If a plan by the Board of Regents gets final approval today, students in the University of California system can expect tuition increases totaling 32 percent next year.
On Wednesday, a board committee said yes to increases despite angry comments from hundreds of students who repeatedly shut down the meeting with protests and songs. The incidents resulted in 14 arrests.
According to the proposed plan, the 175,450 undergraduate students at UC campuses will pay approximately half of the increase in January and the remainder starting in the next academic year. In-state fees for 2010-11 will rise to $11,290, not including room and board.
Numbers show that the increases are among the largest ever approved by regents, when it comes to dollar amounts. Decreasing state funding has led the university system to increase student fees every year except one since 2002. Undergraduates next year will pay more than double what students had to shell out in fall 2003.
According to UC President Mark Yudof, there is a $535 million gap resulting from state funding cuts. The 10-campus system has imposed staff furloughs, laid off nearly 900 employees, reduced course offerings and implemented a hiring freeze, to try and cut down on the shortfall.

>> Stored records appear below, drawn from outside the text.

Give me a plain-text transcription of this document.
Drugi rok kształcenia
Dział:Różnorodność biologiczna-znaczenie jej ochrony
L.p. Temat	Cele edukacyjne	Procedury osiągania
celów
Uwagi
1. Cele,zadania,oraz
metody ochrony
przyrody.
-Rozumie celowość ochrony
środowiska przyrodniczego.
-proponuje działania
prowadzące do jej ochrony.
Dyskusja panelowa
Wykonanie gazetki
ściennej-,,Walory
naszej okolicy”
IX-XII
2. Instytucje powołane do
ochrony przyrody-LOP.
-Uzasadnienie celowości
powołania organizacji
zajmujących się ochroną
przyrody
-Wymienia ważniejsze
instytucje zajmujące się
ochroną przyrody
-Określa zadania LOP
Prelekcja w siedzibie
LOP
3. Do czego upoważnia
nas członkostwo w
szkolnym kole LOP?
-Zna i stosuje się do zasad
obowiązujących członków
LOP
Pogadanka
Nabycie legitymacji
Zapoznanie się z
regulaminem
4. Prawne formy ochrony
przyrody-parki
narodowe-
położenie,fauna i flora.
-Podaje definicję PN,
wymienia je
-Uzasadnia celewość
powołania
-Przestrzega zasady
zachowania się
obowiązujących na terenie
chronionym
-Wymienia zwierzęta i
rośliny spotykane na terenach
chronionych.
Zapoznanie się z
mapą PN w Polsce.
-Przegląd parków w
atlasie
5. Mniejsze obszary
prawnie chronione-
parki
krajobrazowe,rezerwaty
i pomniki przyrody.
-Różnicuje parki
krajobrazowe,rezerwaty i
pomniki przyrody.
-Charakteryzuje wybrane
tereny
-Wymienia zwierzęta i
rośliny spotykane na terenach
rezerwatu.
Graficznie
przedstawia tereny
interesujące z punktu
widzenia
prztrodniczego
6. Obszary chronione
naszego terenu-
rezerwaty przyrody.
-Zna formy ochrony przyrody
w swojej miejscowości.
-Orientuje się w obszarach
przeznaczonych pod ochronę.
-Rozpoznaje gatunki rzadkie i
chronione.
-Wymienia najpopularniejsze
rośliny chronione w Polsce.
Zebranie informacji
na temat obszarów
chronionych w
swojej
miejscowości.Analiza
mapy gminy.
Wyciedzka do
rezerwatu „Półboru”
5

UC’s 53,700 graduate students are also looking at steep fee hikes. Business, law and other professional graduate students face an increase of 15 percent in January, while academic graduate students would pay 2.6 percent more. Beginning next summer, all graduate students would be looking at additional increases, in the areas of from 15 percent to 65 percent, depending on the field and campus.
Academic officials believe the fee increases, thought to generate $505 million, will assist to restore some class offerings, recover library hours and end the employee furlough program in September.
Wednesday's meeting was less than civil at times, as outside some 300 to 500 students and union employees protested by throwing food, sticks, signs and vinegar-soaked rags at police officers, according to a spokesperson for the police and community services for UCLA.
While I can certainly sympathize with the students, it boils down to do you want an education in this state or not?
All of us are having to cut back and come up with creative ways to pay for our bills these days.
Much of that thanks goes to the folks in Sacramento and Washington, D.C. (both Republican and Democrat) who have sailed into unchartered waters when it comes to mishandling our money.